TALE OF THE DAY
By Anthony J. Pallante
From Page 9
April, 2001 issue of Lost Treasure
Copyright © 2001 Lost Treasure, Inc. All rights reserved.
In 1881 a bandit named James Thomas held up a stagecoach just outside the town of Conejos in southern Colorado. Thomas got away with some gold ingots and a large amount of gold coins. But as was often the case with semi-professional highwaymen, he made no provisions for transportation of the loot. As he tried to escape along the Conejos Creek he found the extra weight of all that gold was fast wearing out his horse. Thomas stopped and hastily buried a portion of the gold. With the sheriff now in full pursuit, he took off again but had to stop a couple of miles further and bury the rest along the banks of the creek. It made no difference. Thomas horse was spent, and the sheriff picked up his trail. He was captured and taken back to town and identified as the robber and placed in jail.

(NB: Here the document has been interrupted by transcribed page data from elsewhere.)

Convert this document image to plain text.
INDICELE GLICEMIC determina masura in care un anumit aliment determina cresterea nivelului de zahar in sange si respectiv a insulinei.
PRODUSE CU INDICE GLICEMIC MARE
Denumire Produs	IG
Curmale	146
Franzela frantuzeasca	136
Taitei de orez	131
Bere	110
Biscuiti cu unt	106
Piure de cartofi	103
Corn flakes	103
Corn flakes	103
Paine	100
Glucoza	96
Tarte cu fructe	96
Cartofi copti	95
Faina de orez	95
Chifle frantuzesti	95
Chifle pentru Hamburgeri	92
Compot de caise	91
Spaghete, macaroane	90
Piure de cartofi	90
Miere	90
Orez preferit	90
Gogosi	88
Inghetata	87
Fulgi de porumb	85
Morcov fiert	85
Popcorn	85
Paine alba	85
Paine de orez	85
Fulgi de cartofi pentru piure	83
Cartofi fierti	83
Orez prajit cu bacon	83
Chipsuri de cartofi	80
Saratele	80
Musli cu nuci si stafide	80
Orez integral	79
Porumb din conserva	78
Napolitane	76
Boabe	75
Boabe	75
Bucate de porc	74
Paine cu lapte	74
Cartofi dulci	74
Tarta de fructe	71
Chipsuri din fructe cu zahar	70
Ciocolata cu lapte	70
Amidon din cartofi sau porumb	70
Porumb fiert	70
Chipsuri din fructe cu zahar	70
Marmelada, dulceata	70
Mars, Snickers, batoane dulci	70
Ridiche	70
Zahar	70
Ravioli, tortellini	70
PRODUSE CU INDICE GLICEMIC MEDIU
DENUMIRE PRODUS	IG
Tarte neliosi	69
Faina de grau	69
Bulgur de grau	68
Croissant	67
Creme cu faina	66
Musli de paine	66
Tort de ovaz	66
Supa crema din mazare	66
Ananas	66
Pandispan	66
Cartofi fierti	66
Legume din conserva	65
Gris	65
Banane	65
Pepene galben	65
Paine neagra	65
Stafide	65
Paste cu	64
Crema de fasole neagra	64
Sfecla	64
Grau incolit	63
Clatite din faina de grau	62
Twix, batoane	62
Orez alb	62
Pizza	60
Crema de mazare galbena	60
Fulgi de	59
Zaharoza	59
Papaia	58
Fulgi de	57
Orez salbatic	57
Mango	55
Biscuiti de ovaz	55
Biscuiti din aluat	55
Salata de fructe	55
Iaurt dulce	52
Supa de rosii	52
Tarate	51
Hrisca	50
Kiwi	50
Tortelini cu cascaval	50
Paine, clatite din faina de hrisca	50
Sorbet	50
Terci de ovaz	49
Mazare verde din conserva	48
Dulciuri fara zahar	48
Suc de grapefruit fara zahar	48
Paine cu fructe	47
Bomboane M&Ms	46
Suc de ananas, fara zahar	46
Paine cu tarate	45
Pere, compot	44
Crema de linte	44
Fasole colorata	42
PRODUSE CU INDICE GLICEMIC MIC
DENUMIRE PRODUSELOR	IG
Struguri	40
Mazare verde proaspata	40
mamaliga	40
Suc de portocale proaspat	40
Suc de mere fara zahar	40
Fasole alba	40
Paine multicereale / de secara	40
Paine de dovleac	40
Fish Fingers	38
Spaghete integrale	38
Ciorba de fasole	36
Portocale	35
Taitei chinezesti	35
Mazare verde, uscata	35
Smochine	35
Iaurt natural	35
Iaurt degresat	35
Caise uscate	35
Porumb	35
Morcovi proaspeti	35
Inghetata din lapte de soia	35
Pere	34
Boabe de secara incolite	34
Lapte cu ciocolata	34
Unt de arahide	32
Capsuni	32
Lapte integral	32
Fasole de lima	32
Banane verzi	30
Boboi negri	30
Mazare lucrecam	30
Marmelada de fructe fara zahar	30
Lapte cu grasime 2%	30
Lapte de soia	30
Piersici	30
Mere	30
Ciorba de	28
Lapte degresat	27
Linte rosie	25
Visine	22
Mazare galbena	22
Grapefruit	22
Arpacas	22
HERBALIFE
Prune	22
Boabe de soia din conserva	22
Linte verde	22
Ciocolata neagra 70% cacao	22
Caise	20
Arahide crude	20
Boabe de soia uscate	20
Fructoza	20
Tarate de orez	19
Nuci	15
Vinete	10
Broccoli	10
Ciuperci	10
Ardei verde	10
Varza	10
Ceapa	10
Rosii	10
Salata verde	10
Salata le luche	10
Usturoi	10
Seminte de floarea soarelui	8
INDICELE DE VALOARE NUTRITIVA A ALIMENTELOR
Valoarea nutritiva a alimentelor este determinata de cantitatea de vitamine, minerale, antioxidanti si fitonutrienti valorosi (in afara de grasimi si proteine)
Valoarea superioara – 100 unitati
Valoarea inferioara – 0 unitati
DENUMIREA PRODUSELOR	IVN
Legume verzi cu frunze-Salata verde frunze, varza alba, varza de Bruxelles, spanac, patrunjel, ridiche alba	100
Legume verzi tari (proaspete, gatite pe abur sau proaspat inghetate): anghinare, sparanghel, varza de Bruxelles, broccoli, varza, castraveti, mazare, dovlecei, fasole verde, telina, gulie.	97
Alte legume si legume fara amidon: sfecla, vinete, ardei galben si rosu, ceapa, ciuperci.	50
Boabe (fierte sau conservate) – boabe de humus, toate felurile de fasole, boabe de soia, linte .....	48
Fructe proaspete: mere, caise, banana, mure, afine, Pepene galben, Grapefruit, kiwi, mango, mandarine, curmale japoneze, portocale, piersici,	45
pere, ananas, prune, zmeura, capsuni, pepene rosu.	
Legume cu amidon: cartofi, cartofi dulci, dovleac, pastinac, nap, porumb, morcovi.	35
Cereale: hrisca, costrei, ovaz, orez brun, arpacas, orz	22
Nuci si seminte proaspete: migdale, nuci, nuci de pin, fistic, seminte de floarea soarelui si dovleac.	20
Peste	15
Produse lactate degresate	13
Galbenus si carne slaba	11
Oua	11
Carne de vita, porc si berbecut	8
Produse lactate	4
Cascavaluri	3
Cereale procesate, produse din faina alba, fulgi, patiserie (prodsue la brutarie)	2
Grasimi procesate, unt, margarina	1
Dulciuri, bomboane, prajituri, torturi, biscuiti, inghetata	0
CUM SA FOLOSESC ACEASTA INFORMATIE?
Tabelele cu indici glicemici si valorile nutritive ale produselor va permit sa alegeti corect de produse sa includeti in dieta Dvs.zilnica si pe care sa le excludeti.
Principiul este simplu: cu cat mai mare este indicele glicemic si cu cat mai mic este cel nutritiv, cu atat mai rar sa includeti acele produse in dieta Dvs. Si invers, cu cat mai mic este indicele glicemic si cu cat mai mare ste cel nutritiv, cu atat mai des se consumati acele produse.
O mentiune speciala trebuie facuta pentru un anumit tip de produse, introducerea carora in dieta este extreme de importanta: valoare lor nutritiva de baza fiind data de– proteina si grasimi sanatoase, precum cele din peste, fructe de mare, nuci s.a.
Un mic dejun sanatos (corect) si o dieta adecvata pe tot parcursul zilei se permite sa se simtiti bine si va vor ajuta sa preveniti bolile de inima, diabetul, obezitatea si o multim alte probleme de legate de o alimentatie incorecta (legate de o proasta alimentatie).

While awaiting trial, Thomas got word to his younger brother who hastily assembled a small group of gunmen to effect an escape. Kid Thomas and the three toughs he recruited gathered in Silverton in one of the 40 infamous saloons on Blair Street where the three gunmen proceeded to get drunk and shoot up the place a common occurrence in those days. When Marshal Clayton Ogsbury arrived to quell the disturbance he was accidentally shot and killed by a stray bullet. The three gunmen quickly hightailed it out of town, but the younger Thomas, since he was unarmed and could not have done the shooting, thought it best to remain where he was; he was wrong. Frustrated vigilantes, unable to locate the real shooters, dragged him from the jail and hanged him from the crossbeam of the courthouse shed. James Thomas was sentenced to a lengthy prison stay and never returned to Conejos.
In 1910 a storm washed several of the gold ingots still bearing their identifying stamps out of the banks of the Conejos Creek, but the bulk of the treasure is still missing.